Il programma si basa su tre pilastri fondamentali: lo sviluppo di infrastrutture di calcolo avanzate, la creazione di un computer quantistico nazionale e la formazione del capitale umano, considerato il vero motore del Paese. Israele intende così replicare il successo ottenuto in settori come la cybersecurity, l’agricoltura e la medicina, dove è già riconosciuto come leader mondiale. “Non vogliamo restare indietro”, ha avvertito Netanyahu, sottolineando che chi non saprà tenersi al passo con queste tecnologie rischia di essere tagliato fuori dalla nuova era digitale.

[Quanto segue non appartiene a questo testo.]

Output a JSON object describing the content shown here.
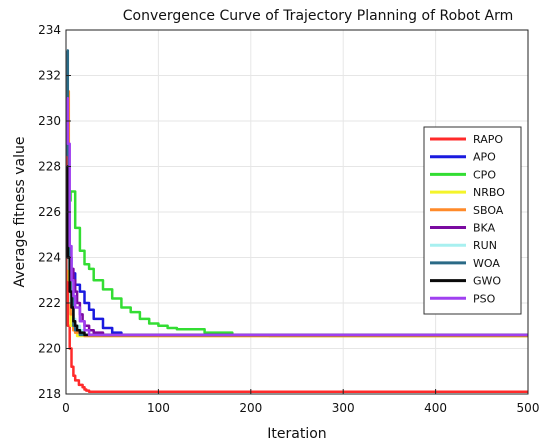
{
  "chart_data": {
    "type": "line",
    "title": "Convergence Curve of Trajectory Planning of Robot Arm",
    "xlabel": "Iteration",
    "ylabel": "Average fitness value",
    "xlim": [
      0,
      500
    ],
    "ylim": [
      218,
      234
    ],
    "xticks": [
      0,
      100,
      200,
      300,
      400,
      500
    ],
    "yticks": [
      218,
      220,
      222,
      224,
      226,
      228,
      230,
      232,
      234
    ],
    "grid": true,
    "legend_position": "right",
    "series": [
      {
        "name": "RAPO",
        "color": "#ff2a2a",
        "x": [
          1,
          2,
          4,
          6,
          8,
          10,
          14,
          18,
          20,
          22,
          25,
          30,
          500
        ],
        "y": [
          229.5,
          221.0,
          220.0,
          219.2,
          218.8,
          218.6,
          218.4,
          218.3,
          218.2,
          218.15,
          218.1,
          218.1,
          218.1
        ]
      },
      {
        "name": "APO",
        "color": "#1a1adf",
        "x": [
          1,
          3,
          6,
          10,
          15,
          20,
          25,
          30,
          40,
          50,
          60,
          500
        ],
        "y": [
          226.0,
          224.0,
          223.3,
          222.8,
          222.5,
          222.0,
          221.7,
          221.3,
          220.9,
          220.7,
          220.6,
          220.6
        ]
      },
      {
        "name": "CPO",
        "color": "#33dd33",
        "x": [
          1,
          5,
          10,
          15,
          20,
          25,
          30,
          40,
          50,
          60,
          70,
          80,
          90,
          100,
          110,
          120,
          150,
          180,
          200,
          220,
          250,
          500
        ],
        "y": [
          226.5,
          226.9,
          225.3,
          224.3,
          223.7,
          223.5,
          223.0,
          222.6,
          222.2,
          221.8,
          221.6,
          221.3,
          221.1,
          221.0,
          220.9,
          220.85,
          220.7,
          220.6,
          220.6,
          220.55,
          220.55,
          220.55
        ]
      },
      {
        "name": "NRBO",
        "color": "#f4f42a",
        "x": [
          1,
          3,
          5,
          8,
          10,
          12,
          500
        ],
        "y": [
          227.0,
          223.0,
          221.0,
          220.8,
          220.7,
          220.55,
          220.55
        ]
      },
      {
        "name": "SBOA",
        "color": "#ff8a2a",
        "x": [
          1,
          3,
          5,
          8,
          10,
          15,
          20,
          500
        ],
        "y": [
          231.3,
          224.0,
          221.5,
          220.8,
          220.7,
          220.6,
          220.55,
          220.55
        ]
      },
      {
        "name": "BKA",
        "color": "#7a0aa0",
        "x": [
          1,
          3,
          5,
          8,
          10,
          12,
          15,
          18,
          20,
          25,
          30,
          40,
          500
        ],
        "y": [
          226.0,
          224.5,
          223.5,
          223.0,
          222.5,
          222.0,
          221.5,
          221.2,
          221.0,
          220.8,
          220.7,
          220.6,
          220.6
        ]
      },
      {
        "name": "RUN",
        "color": "#a8f0f0",
        "x": [
          1,
          3,
          5,
          8,
          10,
          15,
          20,
          500
        ],
        "y": [
          227.5,
          223.5,
          222.0,
          221.3,
          221.0,
          220.8,
          220.6,
          220.6
        ]
      },
      {
        "name": "WOA",
        "color": "#2a6a86",
        "x": [
          1,
          2,
          3,
          4,
          5,
          8,
          10,
          15,
          500
        ],
        "y": [
          233.1,
          228.5,
          226.0,
          224.0,
          222.5,
          221.0,
          220.8,
          220.6,
          220.6
        ]
      },
      {
        "name": "GWO",
        "color": "#0a0a0a",
        "x": [
          1,
          2,
          4,
          6,
          8,
          10,
          12,
          15,
          20,
          500
        ],
        "y": [
          228.0,
          224.0,
          222.5,
          221.8,
          221.2,
          221.0,
          220.8,
          220.7,
          220.6,
          220.6
        ]
      },
      {
        "name": "PSO",
        "color": "#a040f0",
        "x": [
          1,
          2,
          4,
          6,
          8,
          10,
          15,
          20,
          25,
          500
        ],
        "y": [
          231.0,
          229.0,
          224.5,
          223.0,
          222.3,
          221.8,
          221.2,
          220.8,
          220.6,
          220.6
        ]
      }
    ]
  }
}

Il governo israeliano ha già avviato i primi passi concreti, tra cui il lancio di Project Nexus, un bando nazionale per la realizzazione di una piattaforma di computing quantistico interamente sviluppata in Israele. Questo progetto rappresenta il primo tassello di una strategia più ampia volta a rafforzare l’indipendenza tecnologica del Paese e a posizionarlo tra i leader mondiali nell’AI. Secondo Erez Eskel, il programma tiene conto dei vantaggi distinti di Israele in ambiti come la cybersecurity, l’AI fisica e la risoluzione di problemi reali, con l’obiettivo di creare un’infrastruttura all’avanguardia per l’economia e la società.
Gli esperti sottolineano che l’AI sta diventando l’infrastruttura centrale del XXI secolo, in grado di influenzare ogni componente del potere nazionale. Netanyahu ha ribadito che “le decisioni che prendiamo oggi determineranno lo status di Israele per molti anni a venire”, evidenziando l’urgenza di agire ora per cogliere un’opportunità storica. Il programma mira anche a integrare l’AI in tutti i settori della società, dalla sanità all’istruzione, passando per l’industria e la difesa, con l’obiettivo di accelerare la crescita economica e garantire la resilienza nazionale.
Il lancio del programma è stato accolto con interesse anche dalla comunità internazionale, che osserva con attenzione come Israele, già noto come “Startup Nation”, intenda consolidare la propria leadership tecnologica. Il Paese punterà su risorse locali e competenze interne, con un occhio particolare alla formazione delle nuove generazioni e allo sviluppo di modelli di AI sovrani, in grado di garantire autonomia strategica in un settore sempre più competitivo.
L’iniziativa israeliana si inserisce in un contesto globale in cui sempre più nazioni stanno investendo massicciamente nell’AI. La sfida è chiara: chi saprà sviluppare tecnologie, infrastrutture e competenze proprie avrà un vantaggio determinante nei prossimi decenni. Israele, con questo programma, sembra determinato a non farsi trovare impreparato.